With these challenges complete and the legendary sword Gramr in her possession, the protagonist embarks on the last part of her journey. Hela’s final guardian is Garm, a half-rotted beast that uses darkness as its weapon. The implication is clear: throughout the game—as in wider discussions of the topic—Senua has referred to her mental illness as a darkness, so this penultimate battle is intended to strip away remaining misconceptions and free herself from her psychosis. Subsequent events seem to confirm her newfound freedom as she steps through a mirror and leaves behind her Furies.
However, as with everything in Hellblade, reality is to be questioned. Hela is not the goddess that Senua believes she is, but a manifestation of the core of her own psychosis. During the battle, Senua realises the unintentional evil done by her father in his attempts to expel her demons, contextualising the realms of Valravn, Surt, and Garm as extensions of his actions. According to common belief, these epiphanies should enable Senua to overcome her issues and emerge as a well-adjusted member of society. Instead, she is forced to fail and fall without ever having been able to lay her blade upon her final adversary.

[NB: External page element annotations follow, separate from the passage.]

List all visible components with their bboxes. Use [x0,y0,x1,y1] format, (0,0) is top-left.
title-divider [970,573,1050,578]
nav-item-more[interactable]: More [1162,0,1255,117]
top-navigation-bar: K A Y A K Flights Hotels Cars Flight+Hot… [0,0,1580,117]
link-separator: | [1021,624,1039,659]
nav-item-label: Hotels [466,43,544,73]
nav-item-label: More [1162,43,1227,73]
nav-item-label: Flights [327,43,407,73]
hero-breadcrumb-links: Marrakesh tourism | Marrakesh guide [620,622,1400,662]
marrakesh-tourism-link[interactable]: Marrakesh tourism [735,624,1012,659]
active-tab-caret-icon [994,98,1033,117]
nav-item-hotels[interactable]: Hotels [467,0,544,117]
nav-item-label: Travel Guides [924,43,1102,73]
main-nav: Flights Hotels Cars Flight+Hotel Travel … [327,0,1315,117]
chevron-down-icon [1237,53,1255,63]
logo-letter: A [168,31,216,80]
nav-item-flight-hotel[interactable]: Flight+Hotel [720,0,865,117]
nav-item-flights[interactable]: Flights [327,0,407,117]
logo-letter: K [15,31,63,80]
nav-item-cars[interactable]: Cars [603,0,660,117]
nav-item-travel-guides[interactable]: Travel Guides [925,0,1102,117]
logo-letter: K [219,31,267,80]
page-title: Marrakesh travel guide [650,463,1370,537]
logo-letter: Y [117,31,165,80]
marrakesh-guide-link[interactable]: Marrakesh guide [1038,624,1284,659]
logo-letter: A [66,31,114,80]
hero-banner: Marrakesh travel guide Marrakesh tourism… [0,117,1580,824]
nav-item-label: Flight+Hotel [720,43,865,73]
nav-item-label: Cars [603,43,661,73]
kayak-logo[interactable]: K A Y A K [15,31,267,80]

In taking this approach, Ninja Theory displays both boldness and maturity. Nonetheless, this seeming death is not the end. Hela takes Dillion’s skull and casts it into an abyss, following which she transforms into Senua. By conflating the two characters in this moment, Senua’s development is emphasised; though she needed Dillion to help her see that she was not cursed, she no longer needs to rely on him.
The truth that Ninja Theory conveys so effectively is that mental illness is not an adversary to be defeated or an obstacle to be overcome. As time has passed, I have developed an awareness of the beginnings of an episode and formed an ability to analyse what in my life can be changed to mitigate its impact. Furthermore, though another person may be able to provide guidance and assistance, the struggle is always deeply personal. We can often barely describe the wars that our minds engage in against themselves, and we certainly cannot invite someone else in to fill us with rainbows and sunshine.
As the sun breaks through the clouds, revealing one of the most breathtaking sights in all of Hellblade, Senua’s Furies return, rejoicing at still being alive. The protagonist had to ‘die’ because she tried to reject them. She smiles to hear them again, having realised that they are a part of her, as mental illness always is. Living with such problems can, at times, be a harrowing, seemingly impossible task, but to deny them is to deny the self.
I could write volumes more about the levels, enemies, mechanics, and story of Hellblade: Senua’s Sacrifice and how all of these disparate elements work together to present a more cohesive and compelling experience than almost any other game built on the same scale. For now, though, all I have left to write is thank you to the development team for having the courage and conviction to bring this game to life.